“In diesem Leben einen BMW besitzen”. Über einen kleinen-großen indischen Traum.

Delhi. Als ich aus dem Büro heraustrete, trägt die Brise, die vom nahegelegenen See aufzieht, eine erfrischende Kühle in das kleine Viertel. Ein Rickshaw-Fahrer, einer von vielen, die an diesem Abend auf Kundschaft warten, bietet mir nach kurzer Verhandlung einen guten Preis. Ich steige ein, wir fahren los, der Motor stockt; er kann sich an mich und an die Adresse meines Hauses sofort erinnern. Lachen, beidseitiger Ausdruck unverbindlicher aber herzlicher, ernst gemeinter Wiedersehensfreude; in einer Stadt, so gross und mächtig, und doch in vielerlei Hinsicht noch dörflich und deshalb immer irgendwie vertraut.

Das letzte Mal, als er mich mitgenommen hat, haben wir nicht miteinander gesprochen; ich glaube, am Telefon gewesen zu sein oder mit Bekannten. Daher bin ich erstaunt über die guten Englisch-Kenntisse des Mannes, der unser Gefährt so mühelos und mit stoischer Gelassenheit durch den Abendverkehr der Haupstadt lenkt. Die erste Frage “Where are you from?” verwickelt uns sogleich in ein Gespräch; besser: in einen Monolog, denn es stellt sich im Laufe der 15-minütigen Fahrtzeit heraus, das Vijay, so sein Name, eine Vorliebe für deutsche Fahrzeuge hegt.

Während er aber zunächst von seiner Frau und ihrer Erwartung erzählt, am in Kürze anstehenden Hochzeitstag von ihm mit goldenem Schmuck beschenkt zu werden, gestikuliert er ausdrucksstark mit einer, manchmal auch mit beiden Händen gleichzeitig. Neben uns bringen vollbepackte Busse und Roller auf der mehrspurigen Strasse die Schar arbeitsamer Inder zurück zu ihren Familien; wahrscheinlich mit Vorfreude auf das bereits aufgetischte Abendessen und die schier endlose Aneinanderreihung der Fernseh-Soaps, die den indischen Alltag von der heimischen Couch in die Studio-Wohnzimmer Mumbais vertagen. Ein kollektives Teilen gleicher Sorgen und Freuden indischer Großfamilien im ganzen Land.

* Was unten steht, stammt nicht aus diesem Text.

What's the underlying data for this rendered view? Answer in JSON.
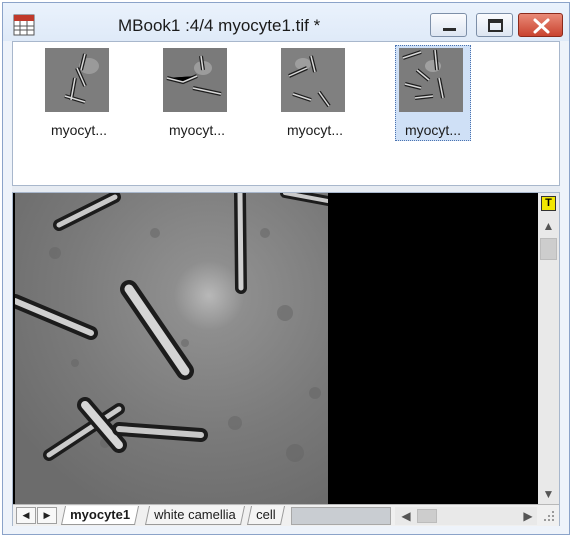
{
  "window": {
    "title": "MBook1 :4/4 myocyte1.tif *",
    "icons": {
      "app": "spreadsheet-app-icon",
      "minimize": "minimize-icon",
      "maximize": "maximize-icon",
      "close": "close-icon"
    }
  },
  "thumbnails": [
    {
      "label": "myocyt...",
      "selected": false
    },
    {
      "label": "myocyt...",
      "selected": false
    },
    {
      "label": "myocyt...",
      "selected": false
    },
    {
      "label": "myocyt...",
      "selected": true
    }
  ],
  "viewer": {
    "text_tool_label": "T",
    "scroll_up_glyph": "▲",
    "scroll_down_glyph": "▼",
    "scroll_left_glyph": "◀",
    "scroll_right_glyph": "▶"
  },
  "sheet_nav": {
    "prev_glyph": "◀",
    "next_glyph": "▶"
  },
  "tabs": [
    {
      "label": "myocyte1",
      "active": true
    },
    {
      "label": "white camellia",
      "active": false
    },
    {
      "label": "cell",
      "active": false
    }
  ],
  "colors": {
    "titlebar": "#dfeaf8",
    "close_button": "#c9432f",
    "selected_thumb": "#cfe0f6",
    "text_tool": "#f2e600"
  }
}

Allmählich bemerke ich, dass Vijay mit Absicht kleine Umwege fährt, um die Fahrtzeit herauszuzögern. Da wir nicht mit Taxometer, sondern auf Festpreis fahren, kann es mir egal sein, aber ich bin müde und möchte nach Hause. Doch irgendetwas kann ich gut an ihm leiden. Er ist höflich und fragt immer wieder, ob er mich mit seinen Erzählungen langweilen würde. Bevor ich allerdings antworten kann, springt er wieder zum nächsten Thema. Er wünscht sich, dass er seiner einzigen Tochter, 4 Jahre “and the sweetest girl in the world”, ein besseres Leben bieten kann. Während er uns an einer Ampel an stehenden Fahrzeugen vorbei manoevriert, versucht er, ein Bild von ihr aus seiner Geldbörse herauszufischen, doch ich winke, um unserer beiden Leben willen, beherzt ab; dabei immer wieder bekräftigend, dass sie mit Sicherheit die tollste seiner Töchter sei.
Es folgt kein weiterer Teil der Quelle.